Sugar is not the currently flavour giving good opportunity to accumulate strong sugar stocks. Upper Ganges (Code No: 530505) (Rs.259.35), a KK Birla group company, which has a cane crushing capacity of 12500 TCD, seems a good bet at CMP. Company has finalised the merger of the sugar division of New India Sugar Mills with a capacity of 17,500 TCD with its subsidiary Saran Trading Company Ltd. Besides, it has approved the expansion of the its distillery at Sehor from its existing capacity of 55 to 100 KLPD. To fund this expansion, the company will come out with a right issue in the near future, which will trigger the scrip to new highs.

Market players due average numbers in the last two qtrs, in general, are ignoring the Pharma sector. Still, its future prospects are very promising and it’s a good defensive sector in the current market. Aarti Drugs (Code No: 524348) (Rs.132.90) is one such pharma company, which is ignored by investors and dumped by punters because of being in T2T category. For the June qtr, Sales decreased 8% to Rs.61 cr. but NP jumped 32% to Rs.4.10 cr. due to better operating margins and lower interest cost. For FY06, it may post sales of Rs.300 cr. and NP of around Rs.22 cr. Accumulate at current levels as the scrip seems to have bottomed out with a price target of Rs.200 in 6~9 months.

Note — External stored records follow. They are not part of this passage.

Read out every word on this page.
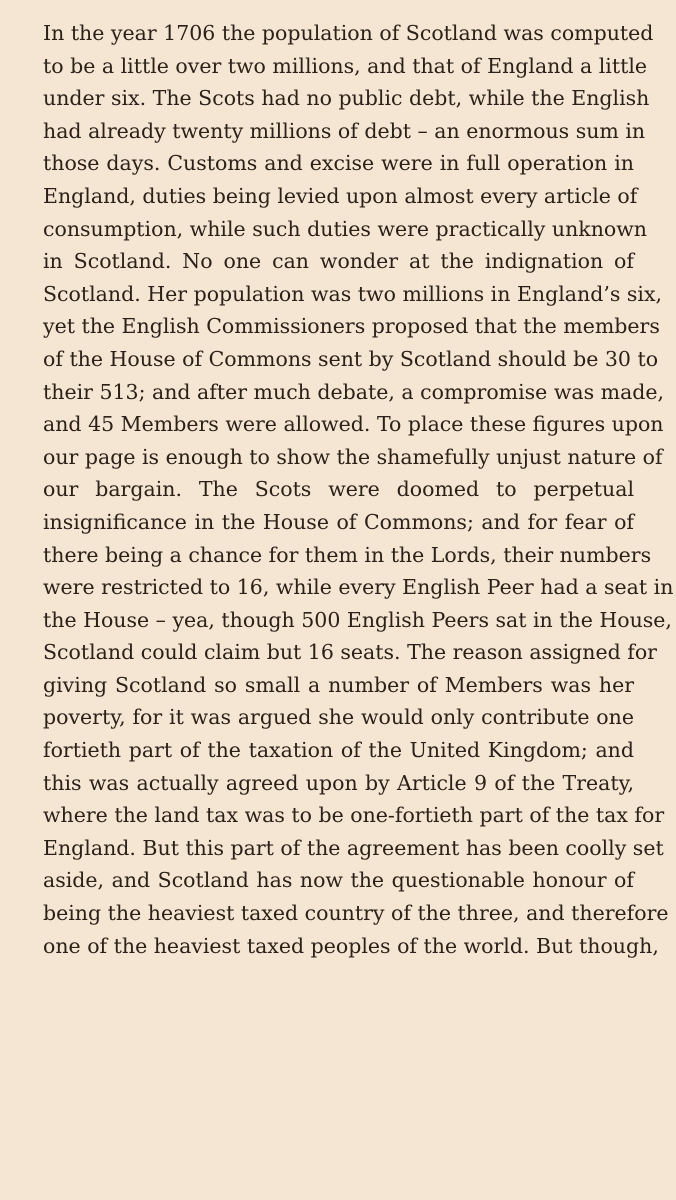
In the year 1706 the population of Scotland was computed
to be a little over two millions, and that of England a little
under six. The Scots had no public debt, while the English
had already twenty millions of debt – an enormous sum in
those days. Customs and excise were in full operation in
England, duties being levied upon almost every article of
consumption, while such duties were practically unknown
in Scotland. No one can wonder at the indignation of
Scotland. Her population was two millions in England’s six,
yet the English Commissioners proposed that the members
of the House of Commons sent by Scotland should be 30 to
their 513; and after much debate, a compromise was made,
and 45 Members were allowed. To place these figures upon
our page is enough to show the shamefully unjust nature of
our bargain. The Scots were doomed to perpetual
insignificance in the House of Commons; and for fear of
there being a chance for them in the Lords, their numbers
were restricted to 16, while every English Peer had a seat in
the House – yea, though 500 English Peers sat in the House,
Scotland could claim but 16 seats. The reason assigned for
giving Scotland so small a number of Members was her
poverty, for it was argued she would only contribute one
fortieth part of the taxation of the United Kingdom; and
this was actually agreed upon by Article 9 of the Treaty,
where the land tax was to be one-fortieth part of the tax for
England. But this part of the agreement has been coolly set
aside, and Scotland has now the questionable honour of
being the heaviest taxed country of the three, and therefore
one of the heaviest taxed peoples of the world. But though,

In the current small cap carnage, aggressive investors can buy DHP India (Code No: 531306) (Rs.20.90) at current levels. This Kolkata based company manufactures domestic pressure regulators for LPG cylinders, hosepipes and their parts. Due to declining demand in the domestic market, the company is exploring the export market, which is much bigger. It is also setting up a new factory at Howrah in West Bengal and which is expected to start operations this fiscal itself. It will double the current manufacturing capacity. For FY05 its Sales & NP increased by 55% to Rs.6 cr. and Rs.1.2 cr. respectively registering an EPS of Rs.4. It even declared Rs.1 dividend for FY05. Share price can rise 50% in 6 months or so.